This elegantly hand-built, and glazed studio pottery piece is of British Modernist design and by Peter Ellery for his Cornish pottery studio Tremaen Pottery (1965 - 1988). Ellery's work features a heavy influence of the Cornish environment that the Tremaen studio was based in. Sea washed pebbles, rocks and boulders shaped form, and Cow Parsley from abundant hedgerows inspired décor, as is traces of rough hewn stone harbour walls and whitewashed fishermen's cottages. Many pieces have an organic feel, being deliberately weathered or textured.
This particular piece comes from Nanceddan series and would have been constructed and glazed with unconventional techniques, as was Ellery's style. The overall composition is characterised by it's exceptionally tactile and organic qualities, shaped like a stone smoothed by the ocean tide revealing the layers of its inner strata. The glazing is textured and touch inviting, the palette begins with a base of the natural stoneware clay in matte Sand that is then elevated with the silky bands of semi-matte glaze in tones of Warm Honey and Caramel brown.
This stunning piece actualises many key principles of Modernist design influence, with a focus on combining function with bringing forth the beauty in the natural material.
Excellent. No cracks or repairs. There is faint wear on the underside of the base that is commensurate with the age of the piece. Please see photographs as they form part of the condition report.
Height: c. 3.7" / 9.5 cm high by c. 3.7" / 9.5 cm width (across the widest point) x depth: c. 2.6" / 6.6 cm. Base measurements: c. 2" / 5.1 cm x c. 2.6 / 6.6 cm. Weight: c. 0.2 kg / 235 g
Vase will be securely packaged and shipping will be insured. Shipping will be combined for multiple items.
A BIT OF HISTORY
Peter Ellery, Tremaen Pottery (1965 - 1988)

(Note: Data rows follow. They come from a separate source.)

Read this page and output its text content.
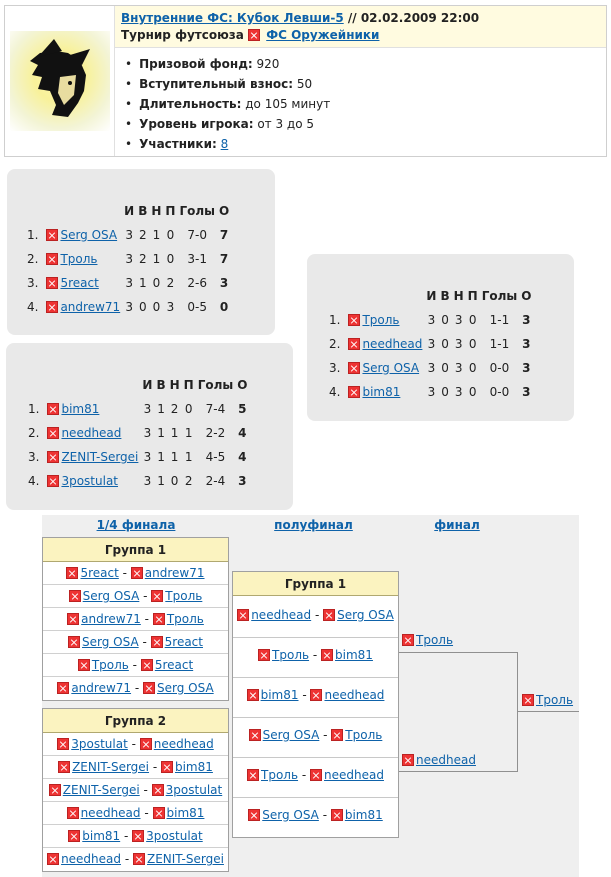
Внутренние ФС: Кубок Левши-5 // 02.02.2009 22:00
Турнир футсоюза  ФС Оружейники
• Призовой фонд: 920
• Вступительный взнос: 50
• Длительность: до 105 минут
• Уровень игрока: от 3 до 5
• Участники: 8
		И	В	Н	П	Голы	О
1.	Serg OSA	3	2	1	0	7-0	7
2.	Троль	3	2	1	0	3-1	7
3.	5react	3	1	0	2	2-6	3
4.	andrew71	3	0	0	3	0-5	0
		И	В	Н	П	Голы	О
1.	Троль	3	0	3	0	1-1	3
2.	needhead	3	0	3	0	1-1	3
3.	Serg OSA	3	0	3	0	0-0	3
4.	bim81	3	0	3	0	0-0	3
		И	В	Н	П	Голы	О
1.	bim81	3	1	2	0	7-4	5
2.	needhead	3	1	1	1	2-2	4
3.	ZENIT-Sergei	3	1	1	1	4-5	4
4.	3postulat	3	1	0	2	2-4	3
1/4 финала	полуфинал	финал
Группа 1
5react - andrew71
Serg OSA - Троль
andrew71 - Троль
Serg OSA - 5react
Троль - 5react
andrew71 - Serg OSA
Группа 2
3postulat - needhead
ZENIT-Sergei - bim81
ZENIT-Sergei - 3postulat
needhead - bim81
bim81 - 3postulat
needhead - ZENIT-Sergei
Группа 1
needhead - Serg OSA
Троль - bim81
bim81 - needhead
Serg OSA - Троль
Троль - needhead
Serg OSA - bim81
Троль
needhead
Троль
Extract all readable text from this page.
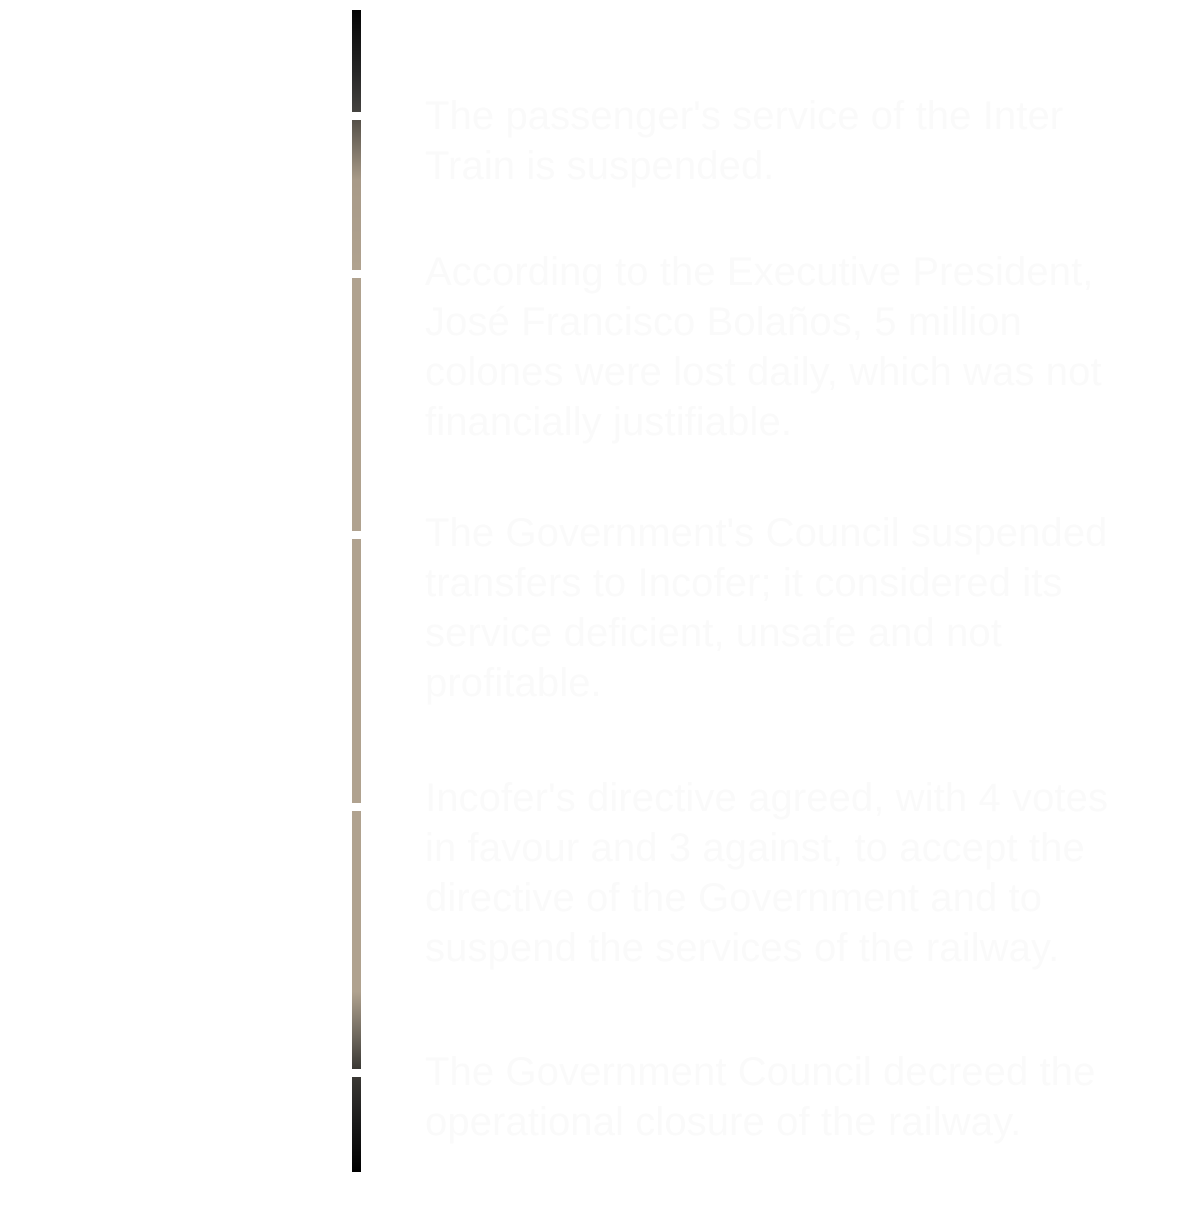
The passenger's service of the Inter Train is suspended.

According to the Executive President, José Francisco Bolaños, 5 million colones were lost daily, which was not financially justifiable.

The Government's Council suspended transfers to Incofer; it considered its service deficient, unsafe and not profitable.

Incofer's directive agreed, with 4 votes in favour and 3 against, to accept the directive of the Government and to suspend the services of the railway.

The Government Council decreed the operational closure of the railway.
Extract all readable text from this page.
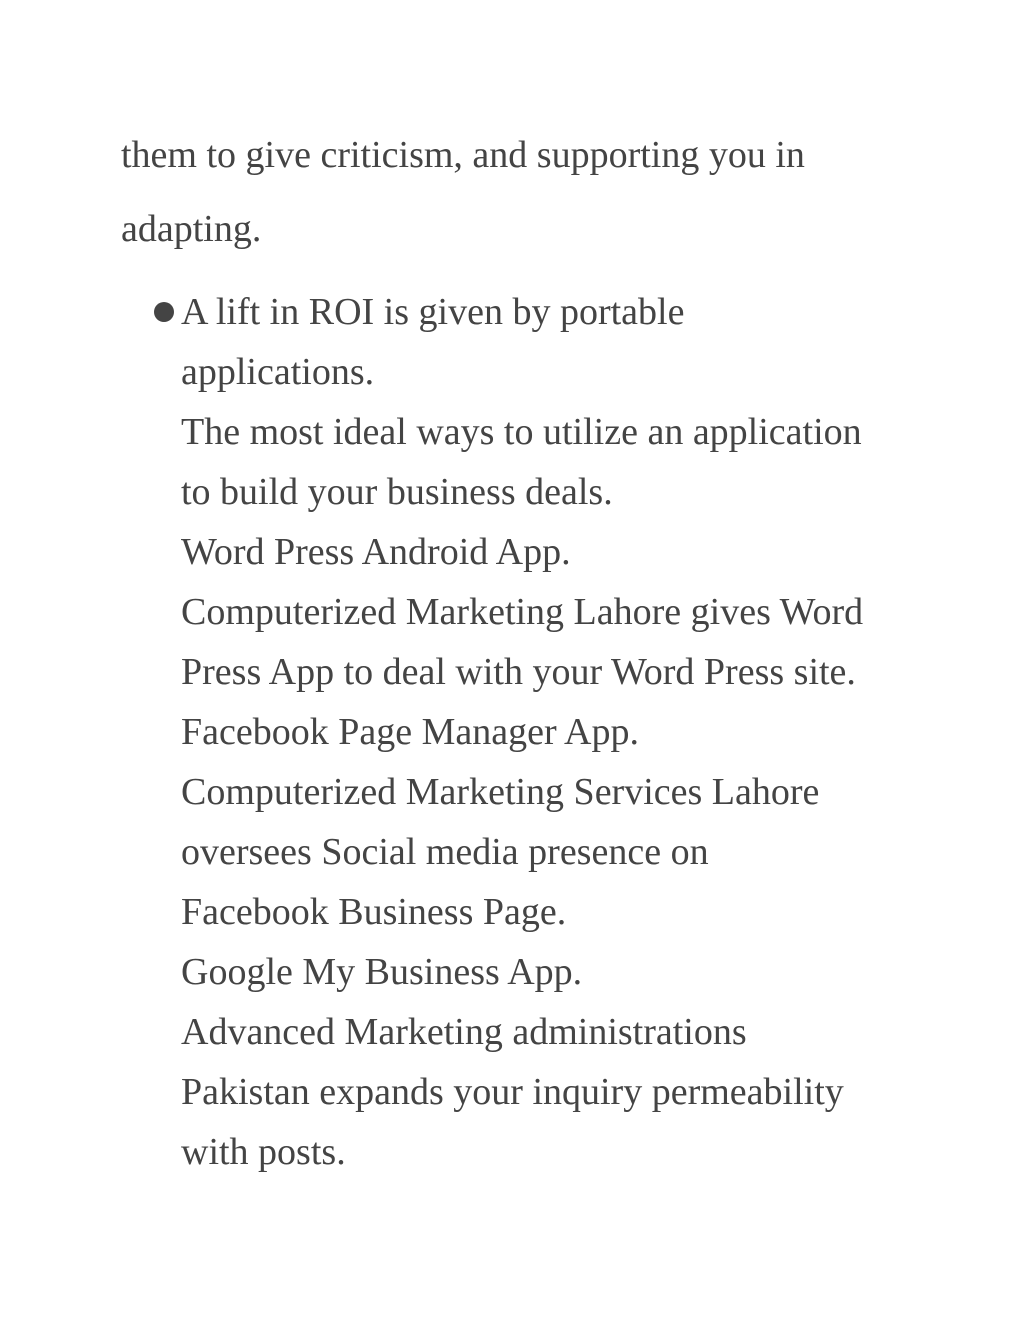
them to give criticism, and supporting you in
adapting.

A lift in ROI is given by portable
applications.
The most ideal ways to utilize an application
to build your business deals.
Word Press Android App.
Computerized Marketing Lahore gives Word
Press App to deal with your Word Press site.
Facebook Page Manager App.
Computerized Marketing Services Lahore
oversees Social media presence on
Facebook Business Page.
Google My Business App.
Advanced Marketing administrations
Pakistan expands your inquiry permeability
with posts.
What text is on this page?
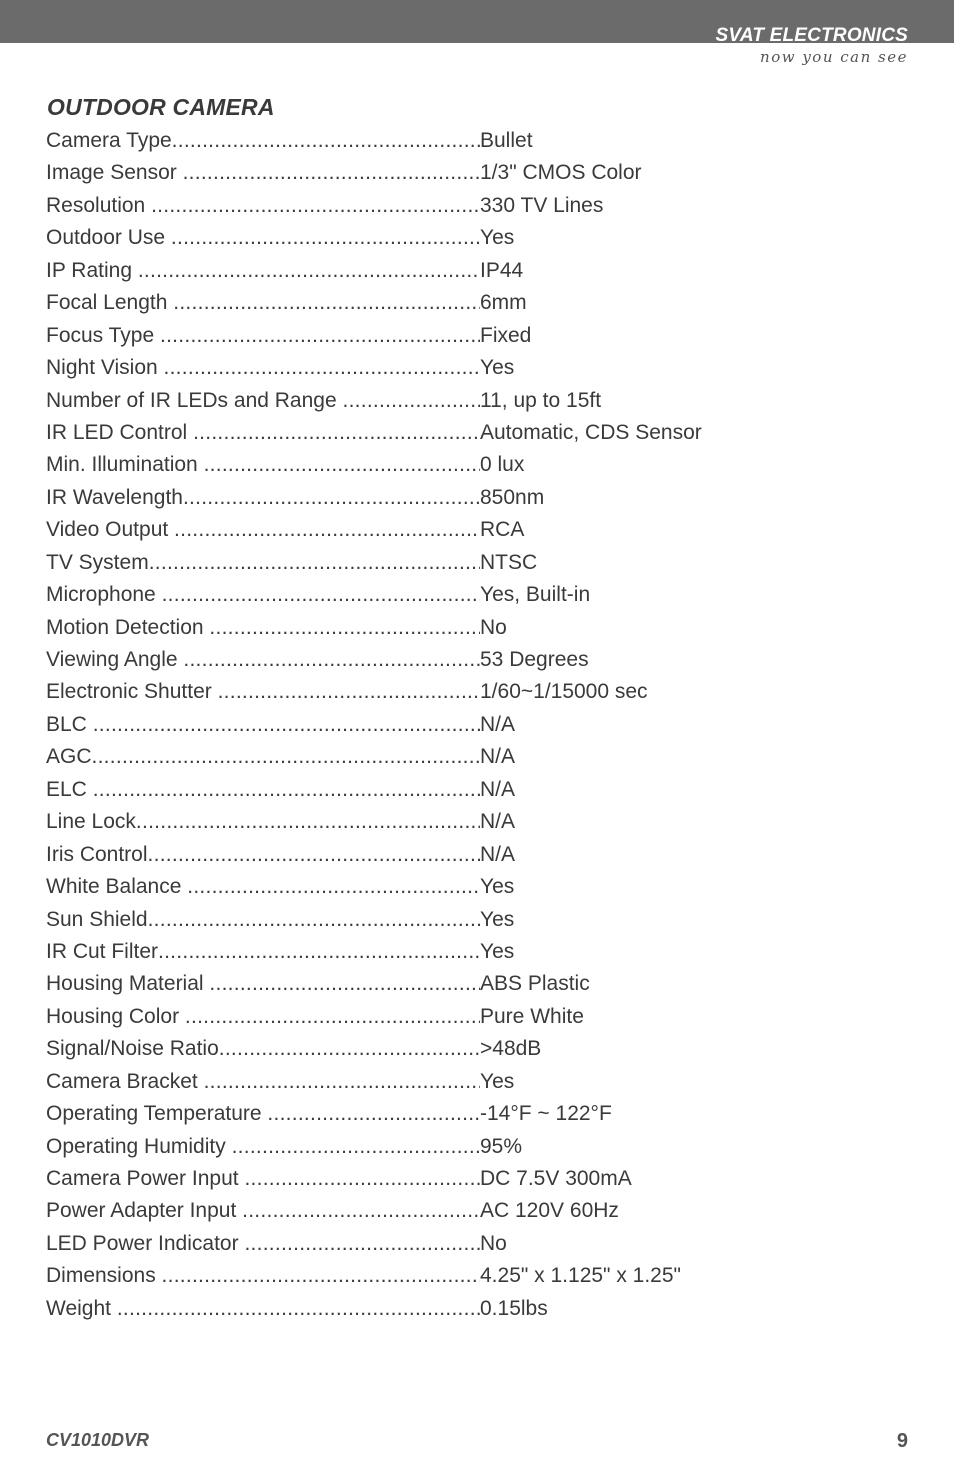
SVAT ELECTRONICS
now you can see
OUTDOOR CAMERA
Camera Type .....	Bullet
Image Sensor .....	1/3" CMOS Color
Resolution .....	330 TV Lines
Outdoor Use .....	Yes
IP Rating .....	IP44
Focal Length .....	6mm
Focus Type .....	Fixed
Night Vision .....	Yes
Number of IR LEDs and Range .....	11, up to 15ft
IR LED Control .....	Automatic, CDS Sensor
Min. Illumination .....	0 lux
IR Wavelength .....	850nm
Video Output .....	RCA
TV System .....	NTSC
Microphone .....	Yes, Built-in
Motion Detection .....	No
Viewing Angle .....	53 Degrees
Electronic Shutter .....	1/60~1/15000 sec
BLC .....	N/A
AGC .....	N/A
ELC .....	N/A
Line Lock .....	N/A
Iris Control .....	N/A
White Balance .....	Yes
Sun Shield .....	Yes
IR Cut Filter .....	Yes
Housing Material .....	ABS Plastic
Housing Color .....	Pure White
Signal/Noise Ratio .....	>48dB
Camera Bracket .....	Yes
Operating Temperature .....	-14°F ~ 122°F
Operating Humidity .....	95%
Camera Power Input .....	DC 7.5V 300mA
Power Adapter Input .....	AC 120V 60Hz
LED Power Indicator .....	No
Dimensions .....	4.25" x 1.125" x 1.25"
Weight .....	0.15lbs
CV1010DVR	9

Tremaen pottery was first set up by Peter Ellery in Marazion, UK in 1965, typically creating large scale pieces using unconventional techniques in both construction and glazing. His work quickly gained appreciation and popularity, and within 2 years Tremaen pottery moved to a larger premises in Newlyn with the workforce expanding to twelve to cope with demand.
Although work continued to be by hand, the range of pieces produced by Tremaen expanded to include smaller scale and figural pieces. Tremaen's work maintained its popularity but sadly, the recession of the early 1980s created increasing economic difficulties. Ellery sustained Tremaen's production until 1988 where he made the decision to close the pottery.